Hint: Do you know how to calculate the standard deviation of the mean? (Given that the variance is p*(1-p) with n observations)?
• Nov 1st 2012, 07:43 PM
samanthah8625
Re: Normal Distribution
Yeah i know the formula X=(np(1-p))^(1/2) Z+ np which would be X= 99.7 Z + 16036 but the problem I'm having is what the probability would be. P( Z < ?)
• Nov 1st 2012, 09:29 PM
chiro
Re: Normal Distribution
Well if you want to have 20% not exceeding supply you need to find the distribution of the sample mean X and show that P(X < a) = 0.8 where you need to find a.

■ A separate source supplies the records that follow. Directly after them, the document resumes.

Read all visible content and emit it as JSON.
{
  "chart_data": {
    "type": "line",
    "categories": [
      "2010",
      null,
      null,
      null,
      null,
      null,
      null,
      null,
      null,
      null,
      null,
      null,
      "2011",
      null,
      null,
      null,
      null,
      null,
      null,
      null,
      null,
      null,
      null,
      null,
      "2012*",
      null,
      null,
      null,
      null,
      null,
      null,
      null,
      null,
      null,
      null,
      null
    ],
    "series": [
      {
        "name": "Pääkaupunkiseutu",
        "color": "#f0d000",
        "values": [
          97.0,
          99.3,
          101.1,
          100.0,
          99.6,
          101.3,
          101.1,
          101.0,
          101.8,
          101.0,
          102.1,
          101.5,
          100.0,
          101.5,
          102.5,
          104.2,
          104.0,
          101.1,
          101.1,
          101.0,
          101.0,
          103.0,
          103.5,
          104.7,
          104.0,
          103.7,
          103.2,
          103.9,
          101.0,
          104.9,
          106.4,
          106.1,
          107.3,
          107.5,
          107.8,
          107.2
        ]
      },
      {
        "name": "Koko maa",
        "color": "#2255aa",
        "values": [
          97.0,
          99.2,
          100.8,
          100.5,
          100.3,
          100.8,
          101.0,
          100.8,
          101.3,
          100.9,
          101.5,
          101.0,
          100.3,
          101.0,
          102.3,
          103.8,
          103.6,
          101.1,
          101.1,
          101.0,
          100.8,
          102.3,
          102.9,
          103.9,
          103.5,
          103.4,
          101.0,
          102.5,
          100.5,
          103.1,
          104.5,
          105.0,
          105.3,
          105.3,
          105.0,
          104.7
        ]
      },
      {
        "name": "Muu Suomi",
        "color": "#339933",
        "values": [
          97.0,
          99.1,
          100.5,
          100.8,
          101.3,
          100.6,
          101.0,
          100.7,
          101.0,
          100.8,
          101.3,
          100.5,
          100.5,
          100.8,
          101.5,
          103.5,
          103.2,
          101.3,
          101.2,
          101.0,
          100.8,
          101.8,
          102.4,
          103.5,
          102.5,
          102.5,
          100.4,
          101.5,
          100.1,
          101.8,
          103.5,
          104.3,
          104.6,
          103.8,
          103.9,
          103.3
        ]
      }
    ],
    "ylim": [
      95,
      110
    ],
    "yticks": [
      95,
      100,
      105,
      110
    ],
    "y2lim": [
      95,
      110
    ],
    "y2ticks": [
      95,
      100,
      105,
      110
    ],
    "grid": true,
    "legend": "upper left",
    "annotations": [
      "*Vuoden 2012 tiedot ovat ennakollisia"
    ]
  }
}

You are given the distribution of X as normal with sample mean p = 0.38 and variance p*(1-p)/N where N is the number of people in the stadium so you have complete information to get the distribution and solve for the probability (it will be a quantile calculation).

Once you have this, then you have an upper limit of the proportion of hot-dogs that you need since a will be a proportion (it should be given this problem).

If you assume that one person will buy a hot-dog then the limit proportion will b a*N where N again is the number of people.